Les dialogues de ce films sont formidables; on a envie de les écrire en même temps qu'on les entend. Prévert, oui l'immense Prévert qui nous réjouit ainsi; dommage qu'il ne soit pas aussi bon scénariste... . La distribution est également perfectible, du moins le jeu laisse à désirer, beaucoup jouant dans des registres différents, ce qui enlève beaucoup de crédibilité à l'ensemble. Si le personnage de Vilar permet un registre différent (et Vilar le fait très bien, entre devin de tragédie antique et clochard céleste tout à fait de son époque: on se demande même si sa silhouette longue et maigre, son visage mal rasé sans être barbu ne cherche pas à évoquer un rescapé des camps de concentration) les autres sont soit en retrait (Montand) soit excessifs par un jeu théâtral qui, s'il passe la rampe, ne convient guère à la caméra et aux plans rapprochés qu'elle permet. Seul Brasseur s'en sort; tandis que Carette est insupportable (moins que chez Renoir toutefois, car ici Carné le tient et, surtout, le texte de Prévert s'impose dans la drôlerie, aussi le pitre n'a plus qu'à bien se tenir).
Mais, grâce aux images, aux lumières, aux décors, aux mouvements de camera, se dégagent une atmosphère formidable faite à la fois de noirceur et d'humanité , et qui, mérite d'être soulignée.

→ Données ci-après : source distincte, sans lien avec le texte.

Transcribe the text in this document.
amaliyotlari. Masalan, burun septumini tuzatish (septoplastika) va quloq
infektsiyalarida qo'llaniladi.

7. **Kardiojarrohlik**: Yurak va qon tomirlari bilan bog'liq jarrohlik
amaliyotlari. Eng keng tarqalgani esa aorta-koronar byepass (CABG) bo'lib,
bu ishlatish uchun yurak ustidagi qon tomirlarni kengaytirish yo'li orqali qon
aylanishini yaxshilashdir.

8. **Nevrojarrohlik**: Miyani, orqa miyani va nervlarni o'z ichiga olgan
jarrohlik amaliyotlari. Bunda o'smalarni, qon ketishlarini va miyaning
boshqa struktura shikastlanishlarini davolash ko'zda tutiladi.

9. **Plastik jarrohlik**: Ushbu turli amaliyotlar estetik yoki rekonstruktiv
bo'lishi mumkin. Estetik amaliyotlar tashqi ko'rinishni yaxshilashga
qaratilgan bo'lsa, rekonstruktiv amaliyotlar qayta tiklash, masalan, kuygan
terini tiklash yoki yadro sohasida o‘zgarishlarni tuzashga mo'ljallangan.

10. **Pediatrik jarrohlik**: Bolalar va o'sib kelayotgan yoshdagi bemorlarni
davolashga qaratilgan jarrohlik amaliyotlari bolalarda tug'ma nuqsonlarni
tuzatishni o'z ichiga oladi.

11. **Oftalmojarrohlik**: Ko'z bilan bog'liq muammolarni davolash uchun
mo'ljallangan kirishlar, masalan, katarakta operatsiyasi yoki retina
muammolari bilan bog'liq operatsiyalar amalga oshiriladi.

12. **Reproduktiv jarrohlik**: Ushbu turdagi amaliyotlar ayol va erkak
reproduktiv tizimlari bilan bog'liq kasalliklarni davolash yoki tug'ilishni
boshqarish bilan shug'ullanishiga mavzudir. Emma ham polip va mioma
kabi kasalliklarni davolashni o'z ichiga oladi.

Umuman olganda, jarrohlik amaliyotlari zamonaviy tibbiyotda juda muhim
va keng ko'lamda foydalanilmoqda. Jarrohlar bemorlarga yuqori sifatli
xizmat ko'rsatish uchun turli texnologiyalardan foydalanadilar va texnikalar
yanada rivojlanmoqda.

A à l'heure des réglemente de compte de l'époque Prévert propose de régler ces comptes par la Parole, par le Verbe, et c'est immensément humaniste.
On est loin, alors que l'époque s'y prêtait absolument, du manichéisme des films grand public contemporains.
Enfin la musique, notamment le thème principal qui deviendra un des tubes planétaires les plus joués dans tous les styles musicaux sous le titre "les feuilles mortes", bonifie formidablement ce film car elle est partie prenante, et pas du tout en accompagnement de la psychologie de tel ou tel personnage à un moment donné, ou en soulignements d’événements remarquables et qu'il faut donner à remarquer ou encore en illustration permettant de combler un silence qu'on ne sait pas gérer.